MTA Chair Pat Foye says congestion on trains is only “episodic” and could not be resolved with more service even if the agency had a mind to as the state battles widespread COVID-19 infections.
During his Tuesday appearance on the Brian Lehrer Show, Foye – who is fighting off a mild case of coronavirus himself – claimed that as ridership is down 90% and service has been reduced by only 30%, crowding on trains was not easily predicted or addressed.
If the MTA were to attempt to provide more trains to facilitate social distancing and stop the spread, it would not be able to staff the trains with 474 New York City Transit employees down with the virus.
Eight total transit workers have died from the illness in the past week.
“We do not have the ability to add additional service given the number of confirmed cases that we have at the MTA, that’s 582 confirmed cases of which 474 are at New York City Transit and we’ve got a significant increase in the number of those being quarantined at home,” Foye said. “The thing I will say at this point is we are taking first responders and essential workers to work, the people who are going to help the recovery.”
There are 3,300 quarantined across all agencies in the MTA and 2,200 who man the subways and buses alone.
After Mayor Bill de Blasio announced he would consider using NYPD officers in the subways to enforce reductions in crowding on train cars, Foye said he supported the proposition, as there are few other options at this point.
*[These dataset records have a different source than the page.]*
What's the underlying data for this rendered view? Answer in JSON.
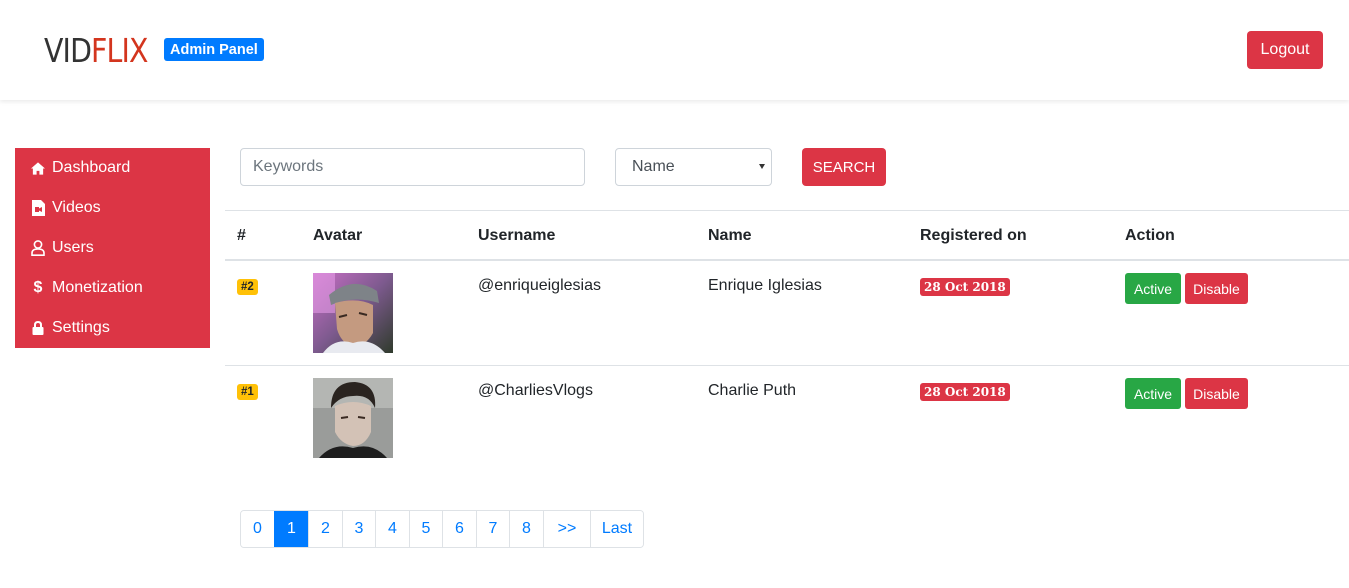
{
  "header": {
    "logo_part1": "VID",
    "logo_part2": "FLIX",
    "badge": "Admin Panel",
    "logout_label": "Logout"
  },
  "sidebar": {
    "items": [
      {
        "label": "Dashboard",
        "icon": "home-icon"
      },
      {
        "label": "Videos",
        "icon": "video-file-icon"
      },
      {
        "label": "Users",
        "icon": "user-icon"
      },
      {
        "label": "Monetization",
        "icon": "dollar-icon",
        "glyph": "$"
      },
      {
        "label": "Settings",
        "icon": "lock-icon"
      }
    ]
  },
  "search": {
    "placeholder": "Keywords",
    "value": "",
    "filter_selected": "Name",
    "button_label": "SEARCH"
  },
  "table": {
    "columns": [
      "#",
      "Avatar",
      "Username",
      "Name",
      "Registered on",
      "Action"
    ],
    "rows": [
      {
        "index": "#2",
        "username": "@enriqueiglesias",
        "name": "Enrique Iglesias",
        "registered": "28 Oct 2018",
        "active_label": "Active",
        "disable_label": "Disable"
      },
      {
        "index": "#1",
        "username": "@CharliesVlogs",
        "name": "Charlie Puth",
        "registered": "28 Oct 2018",
        "active_label": "Active",
        "disable_label": "Disable"
      }
    ]
  },
  "pagination": {
    "pages": [
      "0",
      "1",
      "2",
      "3",
      "4",
      "5",
      "6",
      "7",
      "8",
      ">>",
      "Last"
    ],
    "current": "1"
  },
  "colors": {
    "primary_red": "#dc3545",
    "blue": "#007bff",
    "green": "#28a745",
    "yellow": "#ffc107",
    "logo_red": "#d3351e"
  }
}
“We do not have the ability [to run more trains] at this time given the number of colleagues with confirmed cases of the virus,” Foye said. “A normal situation would be 500 employees calling in sick, we are now nearing 2,000. We don’t have the ability to add additional service, that’s just not an option right now.”
A staggering number of train trips (40%) were canceled on Monday due to staff who were out on quarantine, Foye said.
For this reason, the chair said committing to more consistent updated schedules for riders would be nearly impossible for the MTA to commit to during this time.
After COVID-19 proven to be particularly deadly for transit workers, the MTA has now stepped away from CDC and other health organization’s recommendations that personal protective equipment such as masks should only be reserved for sick individuals and has since been distributing them alongside the Transport Workers Union Local 100.
Governor Andrew Cuomo, during his daily briefing on Tuesday, said the number of confirmed cases continues on the rise at 75,000 statewide; the apex of the spread is still in the offing, as New York continues “headed up the mountain.”